L’arrêt précise ensuite le rôle du juge dans le cadre de ces règles impératives. Lors de toute demande d’homologation d’un projet de distribution, le juge est tenu de vérifier que le projet respecte les dispositions d’ordre public mentionnées ci-dessus. Les parties ne peuvent pas déroger à ces dispositions.

La Cour de cassation précise le rôle du JEX dans cette affaire. Elle indique que le JEX a le pouvoir de refuser d’homologuer un projet de distribution qui prévoit le versement de sommes à certains créanciers chirographaires non admis à participer à la distribution, alors que les autres créanciers chirographaires sont privés de recours contre ce projet. En d’autres termes, l’ordre public exige que seuls les créanciers éligibles à la distribution du prix de vente de l’immeuble soient inclus dans la liste. L’exclusion des créanciers chirographaires de cette liste est donc obligatoire. De plus, la violation de cette règle engendrerait une rupture d’égalité contraire à la finalité de la loi, rupture d’autant plus manifeste que les créanciers chirographaires finalement exclus du projet de distribution ne disposent d’aucun recours pour contester cette situation illicite.

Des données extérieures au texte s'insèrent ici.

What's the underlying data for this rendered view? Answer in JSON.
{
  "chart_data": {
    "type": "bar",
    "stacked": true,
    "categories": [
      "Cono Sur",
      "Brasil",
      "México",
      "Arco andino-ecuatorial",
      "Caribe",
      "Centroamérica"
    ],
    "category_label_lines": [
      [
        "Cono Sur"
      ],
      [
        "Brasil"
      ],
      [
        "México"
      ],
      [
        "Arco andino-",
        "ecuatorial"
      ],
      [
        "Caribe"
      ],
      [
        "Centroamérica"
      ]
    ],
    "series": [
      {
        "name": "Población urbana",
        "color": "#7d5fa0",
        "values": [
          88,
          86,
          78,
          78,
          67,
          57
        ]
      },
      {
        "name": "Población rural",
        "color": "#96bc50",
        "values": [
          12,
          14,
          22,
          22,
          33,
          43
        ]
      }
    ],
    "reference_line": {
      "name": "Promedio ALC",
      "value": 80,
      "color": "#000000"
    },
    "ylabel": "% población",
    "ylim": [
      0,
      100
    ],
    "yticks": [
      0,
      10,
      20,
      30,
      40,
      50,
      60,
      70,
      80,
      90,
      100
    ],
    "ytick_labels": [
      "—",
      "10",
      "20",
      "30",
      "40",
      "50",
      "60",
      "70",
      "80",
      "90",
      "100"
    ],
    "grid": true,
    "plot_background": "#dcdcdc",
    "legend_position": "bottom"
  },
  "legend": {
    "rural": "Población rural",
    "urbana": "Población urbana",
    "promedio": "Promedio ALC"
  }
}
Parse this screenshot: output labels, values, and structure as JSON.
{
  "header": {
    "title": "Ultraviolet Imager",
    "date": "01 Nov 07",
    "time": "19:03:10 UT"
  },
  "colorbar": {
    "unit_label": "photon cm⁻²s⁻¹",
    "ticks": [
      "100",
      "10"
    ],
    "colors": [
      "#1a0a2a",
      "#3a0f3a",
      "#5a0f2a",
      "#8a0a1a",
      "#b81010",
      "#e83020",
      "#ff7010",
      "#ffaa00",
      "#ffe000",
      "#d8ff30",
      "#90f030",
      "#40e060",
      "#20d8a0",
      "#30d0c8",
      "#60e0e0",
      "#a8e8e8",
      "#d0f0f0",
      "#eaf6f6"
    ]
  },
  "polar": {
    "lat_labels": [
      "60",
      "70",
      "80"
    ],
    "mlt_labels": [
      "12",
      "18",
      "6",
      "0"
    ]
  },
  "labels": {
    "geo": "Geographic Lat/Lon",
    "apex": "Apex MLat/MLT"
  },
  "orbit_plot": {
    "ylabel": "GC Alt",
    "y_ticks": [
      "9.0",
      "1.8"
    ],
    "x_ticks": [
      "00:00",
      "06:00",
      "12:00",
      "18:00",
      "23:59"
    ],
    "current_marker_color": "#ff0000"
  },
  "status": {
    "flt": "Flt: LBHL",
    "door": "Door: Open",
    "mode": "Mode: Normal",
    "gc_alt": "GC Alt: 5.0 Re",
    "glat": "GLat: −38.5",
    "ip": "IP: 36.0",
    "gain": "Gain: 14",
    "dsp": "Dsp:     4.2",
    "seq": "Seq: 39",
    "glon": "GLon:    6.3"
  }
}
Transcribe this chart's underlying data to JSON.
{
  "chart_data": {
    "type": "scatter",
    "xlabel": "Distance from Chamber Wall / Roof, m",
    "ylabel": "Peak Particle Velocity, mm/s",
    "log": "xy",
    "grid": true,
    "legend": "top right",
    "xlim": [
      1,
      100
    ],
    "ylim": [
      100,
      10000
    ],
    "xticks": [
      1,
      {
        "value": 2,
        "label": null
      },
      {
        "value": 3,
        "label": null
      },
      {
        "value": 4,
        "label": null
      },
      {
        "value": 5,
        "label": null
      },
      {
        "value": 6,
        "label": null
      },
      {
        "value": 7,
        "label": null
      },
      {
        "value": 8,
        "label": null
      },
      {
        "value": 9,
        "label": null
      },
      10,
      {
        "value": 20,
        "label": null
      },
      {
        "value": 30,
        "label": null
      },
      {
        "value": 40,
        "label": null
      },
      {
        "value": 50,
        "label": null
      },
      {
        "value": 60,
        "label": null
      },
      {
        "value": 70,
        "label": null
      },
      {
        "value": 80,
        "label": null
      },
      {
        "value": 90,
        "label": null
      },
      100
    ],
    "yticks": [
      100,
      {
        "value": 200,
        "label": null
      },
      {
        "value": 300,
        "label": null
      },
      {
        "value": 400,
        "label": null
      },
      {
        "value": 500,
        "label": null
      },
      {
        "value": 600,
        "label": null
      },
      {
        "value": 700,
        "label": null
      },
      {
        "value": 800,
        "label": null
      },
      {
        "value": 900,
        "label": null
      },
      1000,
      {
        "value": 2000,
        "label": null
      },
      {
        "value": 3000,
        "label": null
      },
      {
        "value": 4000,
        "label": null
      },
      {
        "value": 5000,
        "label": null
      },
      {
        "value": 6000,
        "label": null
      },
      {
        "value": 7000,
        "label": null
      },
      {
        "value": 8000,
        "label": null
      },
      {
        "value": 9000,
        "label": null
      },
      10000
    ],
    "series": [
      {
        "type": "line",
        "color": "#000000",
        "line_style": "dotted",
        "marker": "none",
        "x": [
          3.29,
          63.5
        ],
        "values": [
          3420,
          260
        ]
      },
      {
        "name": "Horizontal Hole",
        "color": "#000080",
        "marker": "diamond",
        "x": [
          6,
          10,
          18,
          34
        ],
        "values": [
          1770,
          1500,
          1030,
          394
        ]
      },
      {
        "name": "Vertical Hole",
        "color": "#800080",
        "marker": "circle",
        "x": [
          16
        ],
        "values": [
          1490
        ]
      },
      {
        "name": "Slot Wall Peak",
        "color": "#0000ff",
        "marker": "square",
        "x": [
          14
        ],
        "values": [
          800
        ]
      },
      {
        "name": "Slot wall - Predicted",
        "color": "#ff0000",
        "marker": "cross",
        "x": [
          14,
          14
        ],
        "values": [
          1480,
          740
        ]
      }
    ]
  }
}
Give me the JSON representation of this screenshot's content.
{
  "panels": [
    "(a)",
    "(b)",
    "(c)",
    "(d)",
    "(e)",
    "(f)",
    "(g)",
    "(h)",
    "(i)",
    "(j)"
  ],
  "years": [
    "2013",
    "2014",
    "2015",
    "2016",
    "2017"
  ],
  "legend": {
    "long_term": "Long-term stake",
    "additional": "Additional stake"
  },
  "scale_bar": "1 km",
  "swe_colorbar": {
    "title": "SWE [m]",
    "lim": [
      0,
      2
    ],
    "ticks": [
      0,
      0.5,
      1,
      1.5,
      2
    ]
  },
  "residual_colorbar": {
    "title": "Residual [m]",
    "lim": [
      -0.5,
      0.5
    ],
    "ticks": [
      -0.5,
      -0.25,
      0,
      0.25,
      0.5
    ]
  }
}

La décision finale dans cette affaire est donc parfaitement justifiée. Le JEX n’excède pas ses pouvoirs en refusant d’homologuer le projet de distribution, car il comporte une somme non spécifiée, dont l’attribution a été décidée au bénéfice d’un créancier non inscrit sur la liste énoncée par l’article L. 331-1 précité et qui n’est donc pas habilité à faire valoir ses droits sur le prix de la vente. Le JEX n’a donc pas outrepassé ses pouvoirs, et le pourvoi est irrecevable.